Megrahi lay propped at a slight angle in a hospital-style bed surrounded by members of his family. An oxygen tank stood nearby, but he did not use an oxygen mask during the interview.
Unshaven, he wore a checked shirt and had a white headdress wrapped loosely around his head.
Libya’s ruling National Transitional Council (NTC) said last week it would work with the Scottish government over the possible involvement of others in the 1988 bombing, an attack the country’s new rulers are eager to distance themselves from.
The NTC had previously called the case closed and said any probe would not involve Megrahi, who had been serving a life sentence. NTC head Mustafa Abdel Jalil has previously claimed to have evidence of Gaddafi’s involvement in the bombing.
A second defendant, Al-Amin Khalifa Fhimah, was cleared of murder charges in the proceedings.
A Scottish government spokesman said Megrahi was “an extremely sick man, dying of terminal prostate cancer.”
He was released in 2009 by the Scottish authorities because it was thought he had only months to live.
“He was tried and convicted under Scottish jurisdiction by international agreement - ministers do not doubt his guilt. As has always been the case, the Lockerbie atrocity remains an open investigation, given that al-Megrahi was convicted on the basis that he did not act alone,” he said.
“Scotland’s Justice Secretary granted compassionate release to Mr al-Megrahi according to the due process of Scots Law, and without regard to any other factor,” he added.
In his interview, Megrahi said that Jim Swire, the father of one of the victims of the bombing and who has disputed the court’s findings, maintained contact with him.
“The day before yesterday, Dr. Swire sent me an email to tell me that there is a new medicine. He is trying to help me. He told me how to get this medicine.”
He said he had little knowledge of the circumstances surrounding Gaddafi’s overthrow and that the armed groups which toppled Gaddafi had invaded his home and mistreated him.
“I don’t know anything about February 17th...that’s not a question for a sick person,” he said, using the term by which many Libyans describe the anti-Gaddafi rebellion. “I hear airplanes overhead every day,” he said, referring to NATO planes which have bombed sites in Libya.
“My house has been violated. They smashed the main door and stole my cars.”
He said he was being denied medical treatment which he said was stipulated in the deal that saw him returned from Scotland to Libya.
“I was treated badly when I came back. During the latest incidents, especially in the last month, I have a shortage of all my medicines. My doctor tells me to look for medicine like anyone else despite the agreement between us and Britain,” he said. “I have four pills left (of one of the medications).”

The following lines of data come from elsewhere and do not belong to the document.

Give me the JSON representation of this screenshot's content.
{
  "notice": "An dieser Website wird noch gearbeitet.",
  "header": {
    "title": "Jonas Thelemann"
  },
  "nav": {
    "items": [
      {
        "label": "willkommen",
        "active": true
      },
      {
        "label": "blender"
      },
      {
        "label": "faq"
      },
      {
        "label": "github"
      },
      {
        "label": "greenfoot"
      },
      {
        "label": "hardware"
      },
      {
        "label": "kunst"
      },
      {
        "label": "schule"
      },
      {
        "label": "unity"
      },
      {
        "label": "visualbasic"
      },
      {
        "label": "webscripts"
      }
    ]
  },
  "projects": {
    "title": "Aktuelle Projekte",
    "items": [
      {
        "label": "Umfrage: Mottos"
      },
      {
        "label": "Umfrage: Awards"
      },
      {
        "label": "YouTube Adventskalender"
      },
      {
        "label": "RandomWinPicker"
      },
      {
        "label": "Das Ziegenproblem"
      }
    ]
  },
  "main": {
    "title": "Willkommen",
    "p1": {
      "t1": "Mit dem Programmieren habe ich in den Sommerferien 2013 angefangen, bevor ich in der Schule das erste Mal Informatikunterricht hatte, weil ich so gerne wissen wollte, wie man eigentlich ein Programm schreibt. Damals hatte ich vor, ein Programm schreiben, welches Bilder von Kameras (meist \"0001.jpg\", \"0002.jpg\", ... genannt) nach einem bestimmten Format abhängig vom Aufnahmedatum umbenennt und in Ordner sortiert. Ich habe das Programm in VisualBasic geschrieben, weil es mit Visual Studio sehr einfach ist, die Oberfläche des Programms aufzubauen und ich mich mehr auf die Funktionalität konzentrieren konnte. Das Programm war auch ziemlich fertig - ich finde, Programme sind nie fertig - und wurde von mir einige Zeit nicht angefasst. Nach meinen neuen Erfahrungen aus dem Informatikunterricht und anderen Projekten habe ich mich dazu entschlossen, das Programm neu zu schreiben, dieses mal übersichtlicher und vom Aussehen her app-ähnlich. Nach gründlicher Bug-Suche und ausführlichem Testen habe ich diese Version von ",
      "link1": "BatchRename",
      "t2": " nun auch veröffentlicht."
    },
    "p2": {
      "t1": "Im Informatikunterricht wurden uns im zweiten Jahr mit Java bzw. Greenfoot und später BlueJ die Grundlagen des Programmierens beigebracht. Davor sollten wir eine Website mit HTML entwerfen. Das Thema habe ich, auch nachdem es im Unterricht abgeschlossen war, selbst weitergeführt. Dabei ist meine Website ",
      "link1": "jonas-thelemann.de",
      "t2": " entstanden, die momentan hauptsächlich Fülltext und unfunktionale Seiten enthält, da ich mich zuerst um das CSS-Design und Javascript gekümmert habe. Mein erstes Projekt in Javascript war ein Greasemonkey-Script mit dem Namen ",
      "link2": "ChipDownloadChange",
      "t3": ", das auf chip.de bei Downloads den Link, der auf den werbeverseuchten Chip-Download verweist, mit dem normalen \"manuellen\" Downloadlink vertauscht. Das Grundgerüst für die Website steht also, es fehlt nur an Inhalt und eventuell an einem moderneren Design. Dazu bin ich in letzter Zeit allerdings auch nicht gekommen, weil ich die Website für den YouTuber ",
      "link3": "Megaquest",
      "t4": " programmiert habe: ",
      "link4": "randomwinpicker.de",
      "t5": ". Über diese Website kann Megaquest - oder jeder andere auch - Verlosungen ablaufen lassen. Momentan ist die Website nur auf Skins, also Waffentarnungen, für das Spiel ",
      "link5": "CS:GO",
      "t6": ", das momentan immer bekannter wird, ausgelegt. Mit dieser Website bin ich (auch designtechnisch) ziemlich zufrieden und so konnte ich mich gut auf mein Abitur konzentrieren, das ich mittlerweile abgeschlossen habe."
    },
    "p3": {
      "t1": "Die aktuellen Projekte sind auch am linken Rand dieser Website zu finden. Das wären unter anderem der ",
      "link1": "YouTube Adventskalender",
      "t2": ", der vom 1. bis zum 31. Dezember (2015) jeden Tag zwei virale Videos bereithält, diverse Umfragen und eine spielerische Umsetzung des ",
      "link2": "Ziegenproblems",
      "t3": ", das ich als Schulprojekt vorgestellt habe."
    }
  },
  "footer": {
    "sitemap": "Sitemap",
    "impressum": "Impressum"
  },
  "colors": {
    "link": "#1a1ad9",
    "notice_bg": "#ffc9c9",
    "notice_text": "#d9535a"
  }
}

“I want to die in my house, among my family. I hope to God that I will see my country united, with no fighting or war. I hope the bloodshed will stop in Libya. I wish all the best for my country.”

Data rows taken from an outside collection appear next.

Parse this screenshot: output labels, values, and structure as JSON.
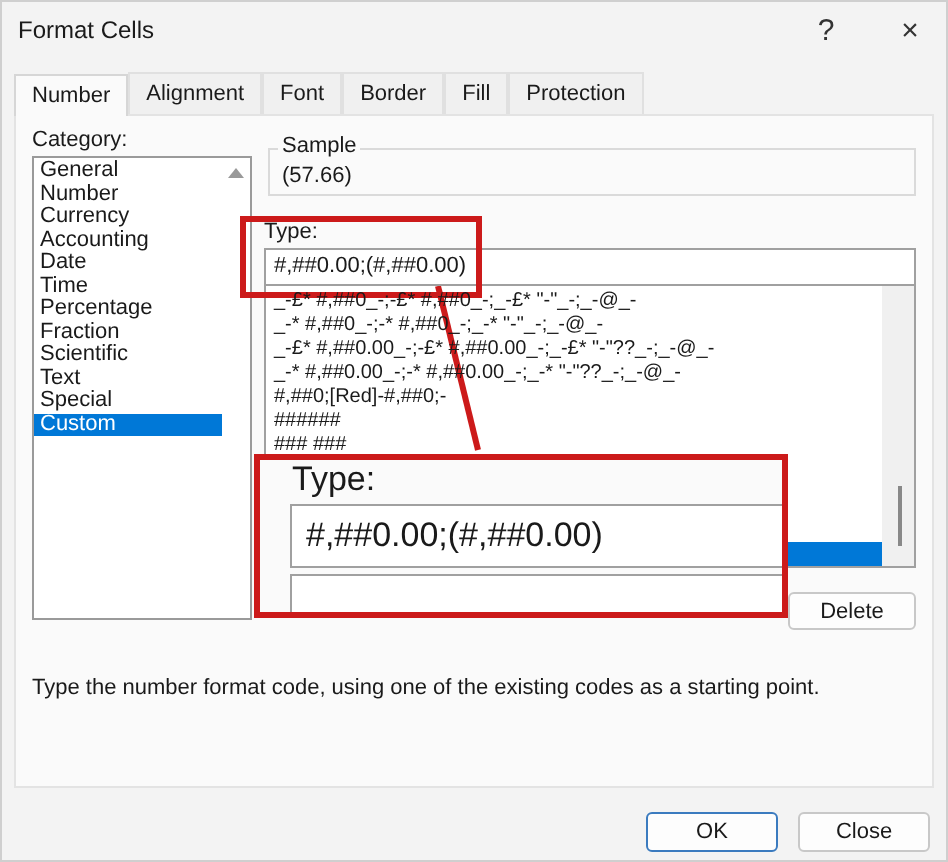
{
  "window": {
    "title": "Format Cells",
    "help": "?",
    "close": "×"
  },
  "tabs": [
    {
      "label": "Number",
      "selected": true
    },
    {
      "label": "Alignment",
      "selected": false
    },
    {
      "label": "Font",
      "selected": false
    },
    {
      "label": "Border",
      "selected": false
    },
    {
      "label": "Fill",
      "selected": false
    },
    {
      "label": "Protection",
      "selected": false
    }
  ],
  "category": {
    "label": "Category:",
    "items": [
      {
        "label": "General",
        "selected": false
      },
      {
        "label": "Number",
        "selected": false
      },
      {
        "label": "Currency",
        "selected": false
      },
      {
        "label": "Accounting",
        "selected": false
      },
      {
        "label": "Date",
        "selected": false
      },
      {
        "label": "Time",
        "selected": false
      },
      {
        "label": "Percentage",
        "selected": false
      },
      {
        "label": "Fraction",
        "selected": false
      },
      {
        "label": "Scientific",
        "selected": false
      },
      {
        "label": "Text",
        "selected": false
      },
      {
        "label": "Special",
        "selected": false
      },
      {
        "label": "Custom",
        "selected": true
      }
    ]
  },
  "sample": {
    "label": "Sample",
    "value": "(57.66)"
  },
  "type": {
    "label": "Type:",
    "value": "#,##0.00;(#,##0.00)"
  },
  "formats": [
    {
      "label": "_-£* #,##0_-;-£* #,##0_-;_-£* \"-\"_-;_-@_-",
      "selected": false
    },
    {
      "label": "_-* #,##0_-;-* #,##0_-;_-* \"-\"_-;_-@_-",
      "selected": false
    },
    {
      "label": "_-£* #,##0.00_-;-£* #,##0.00_-;_-£* \"-\"??_-;_-@_-",
      "selected": false
    },
    {
      "label": "_-* #,##0.00_-;-* #,##0.00_-;_-* \"-\"??_-;_-@_-",
      "selected": false
    },
    {
      "label": "#,##0;[Red]-#,##0;-",
      "selected": false
    },
    {
      "label": "######",
      "selected": false
    },
    {
      "label": "### ###",
      "selected": false
    },
    {
      "selected": true
    }
  ],
  "delete_button": "Delete",
  "description": "Type the number format code, using one of the existing codes as a starting point.",
  "buttons": [
    "OK",
    "Close"
  ],
  "callout": {
    "label": "Type:",
    "value": "#,##0.00;(#,##0.00)"
  }
}
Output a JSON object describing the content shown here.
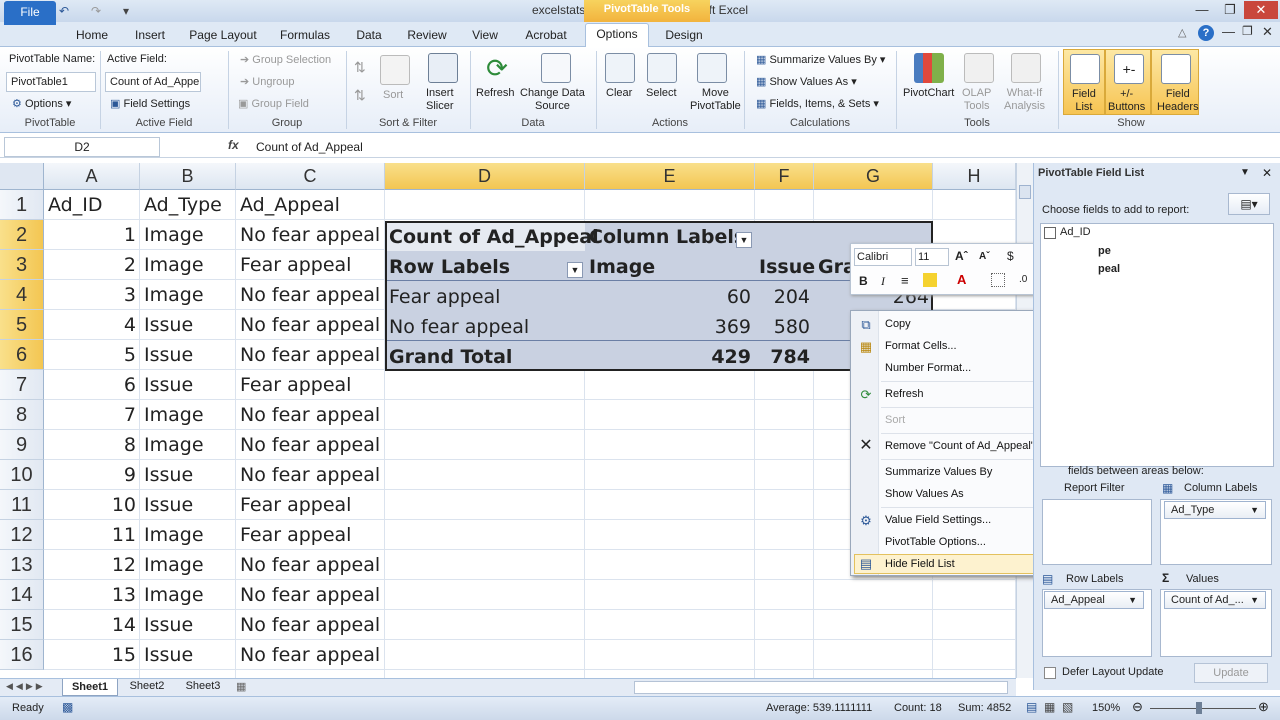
{
  "title": "excelstats_2sampchisq  -  Microsoft Excel",
  "context_tab": "PivotTable Tools",
  "tabs": [
    "File",
    "Home",
    "Insert",
    "Page Layout",
    "Formulas",
    "Data",
    "Review",
    "View",
    "Acrobat",
    "Options",
    "Design"
  ],
  "ribbon": {
    "pt_name_label": "PivotTable Name:",
    "pt_name": "PivotTable1",
    "options": "Options",
    "pivottable_group": "PivotTable",
    "active_field_label": "Active Field:",
    "active_field": "Count of Ad_Appe",
    "field_settings": "Field Settings",
    "active_field_group": "Active Field",
    "group_selection": "Group Selection",
    "ungroup": "Ungroup",
    "group_field": "Group Field",
    "group_group": "Group",
    "sort": "Sort",
    "sort_filter_group": "Sort & Filter",
    "insert_slicer": "Insert\nSlicer",
    "refresh": "Refresh",
    "change_data_source": "Change Data\nSource",
    "data_group": "Data",
    "clear": "Clear",
    "select": "Select",
    "move_pivottable": "Move\nPivotTable",
    "actions_group": "Actions",
    "summarize_values_by": "Summarize Values By",
    "show_values_as": "Show Values As",
    "fields_items_sets": "Fields, Items, & Sets",
    "calculations_group": "Calculations",
    "pivotchart": "PivotChart",
    "olap_tools": "OLAP\nTools",
    "what_if": "What-If\nAnalysis",
    "tools_group": "Tools",
    "field_list": "Field\nList",
    "plus_minus_buttons": "+/-\nButtons",
    "field_headers": "Field\nHeaders",
    "show_group": "Show"
  },
  "name_box": "D2",
  "formula": "Count of Ad_Appeal",
  "columns": [
    "A",
    "B",
    "C",
    "D",
    "E",
    "F",
    "G",
    "H"
  ],
  "rows": [
    "1",
    "2",
    "3",
    "4",
    "5",
    "6",
    "7",
    "8",
    "9",
    "10",
    "11",
    "12",
    "13",
    "14",
    "15",
    "16"
  ],
  "data": {
    "headers": [
      "Ad_ID",
      "Ad_Type",
      "Ad_Appeal"
    ],
    "id": [
      "1",
      "2",
      "3",
      "4",
      "5",
      "6",
      "7",
      "8",
      "9",
      "10",
      "11",
      "12",
      "13",
      "14",
      "15"
    ],
    "type": [
      "Image",
      "Image",
      "Image",
      "Issue",
      "Issue",
      "Issue",
      "Image",
      "Image",
      "Issue",
      "Issue",
      "Image",
      "Image",
      "Image",
      "Issue",
      "Issue"
    ],
    "appeal": [
      "No fear appeal",
      "Fear appeal",
      "No fear appeal",
      "No fear appeal",
      "No fear appeal",
      "Fear appeal",
      "No fear appeal",
      "No fear appeal",
      "No fear appeal",
      "Fear appeal",
      "Fear appeal",
      "No fear appeal",
      "No fear appeal",
      "No fear appeal",
      "No fear appeal"
    ]
  },
  "pivot": {
    "count_label": "Count of Ad_Appeal",
    "column_labels": "Column Labels",
    "row_labels": "Row Labels",
    "image": "Image",
    "issue": "Issue",
    "grand_col": "Gra",
    "r1_label": "Fear appeal",
    "r1_image": "60",
    "r1_issue": "204",
    "r1_total": "264",
    "r2_label": "No fear appeal",
    "r2_image": "369",
    "r2_issue": "580",
    "total_label": "Grand Total",
    "total_image": "429",
    "total_issue": "784"
  },
  "mini_toolbar": {
    "font": "Calibri",
    "size": "11"
  },
  "menu": {
    "copy": "Copy",
    "format_cells": "Format Cells...",
    "number_format": "Number Format...",
    "refresh": "Refresh",
    "sort": "Sort",
    "remove": "Remove \"Count of Ad_Appeal\"",
    "summarize": "Summarize Values By",
    "show_values": "Show Values As",
    "value_field_settings": "Value Field Settings...",
    "pt_options": "PivotTable Options...",
    "hide_field_list": "Hide Field List"
  },
  "field_list": {
    "title": "PivotTable Field List",
    "choose": "Choose fields to add to report:",
    "f1": "Ad_ID",
    "f2": "pe",
    "f3": "peal",
    "drag": "fields between areas below:",
    "report_filter": "Report Filter",
    "column_labels": "Column Labels",
    "row_labels": "Row Labels",
    "values": "Values",
    "col_field": "Ad_Type",
    "row_field": "Ad_Appeal",
    "val_field": "Count of Ad_...",
    "defer": "Defer Layout Update",
    "update": "Update"
  },
  "sheets": [
    "Sheet1",
    "Sheet2",
    "Sheet3"
  ],
  "status": {
    "ready": "Ready",
    "average": "Average: 539.1111111",
    "count": "Count: 18",
    "sum": "Sum: 4852",
    "zoom": "150%"
  }
}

Lockerbie resident Sarah Lawson, 87, who still lives in Sherwood Crescent where debris from the plane demolished houses and killed 11 residents, questioned whether the truth about the bombing would ever emerge.
“I don’t think he did it...somebody else did it. Maybe he had a job to do and he had to do it otherwise it would’ve cost him his life,” she told Reuters by telephone.

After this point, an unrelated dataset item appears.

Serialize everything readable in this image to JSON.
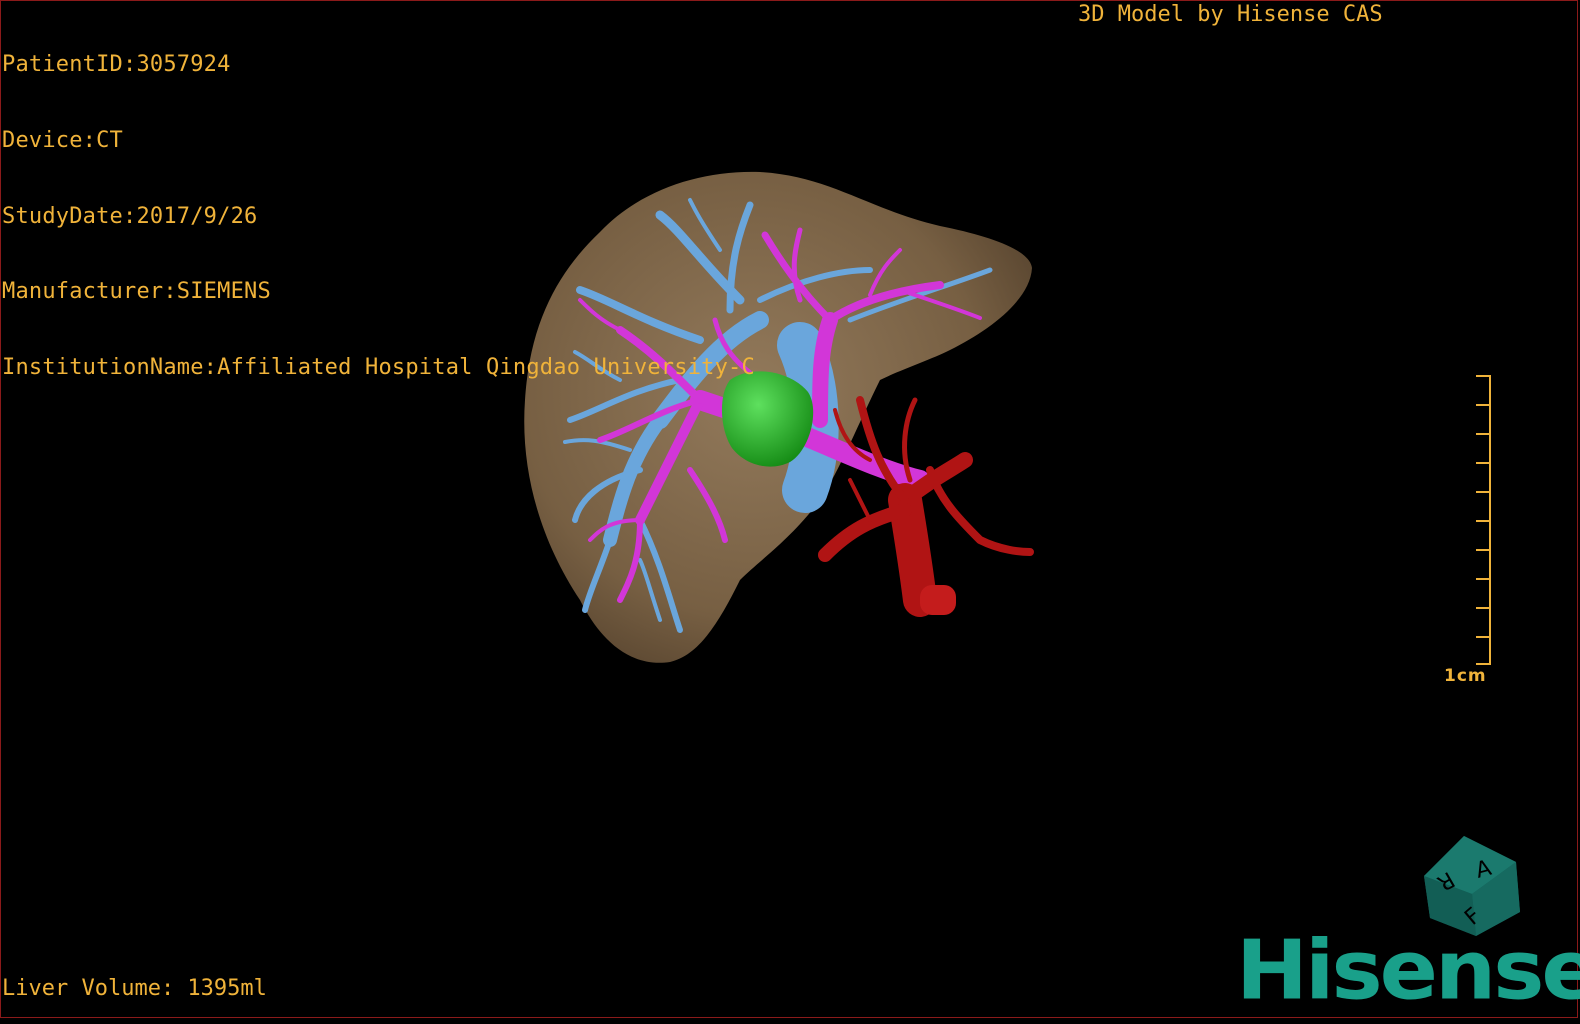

Megrahi’s release was conditional on his agreement to make himself available to talk by telephone or video link with officials from the criminal justice department of East Renfrewshire, an area of Scotland where Megrahi’s family lived while he was imprisoned.
“We continue to monitor him regularly and he has not breached any of the conditions imposed on him as part of that licence,” a spokesman for East Renfrewshire council said.
The British Foreign Office had no immediate comment.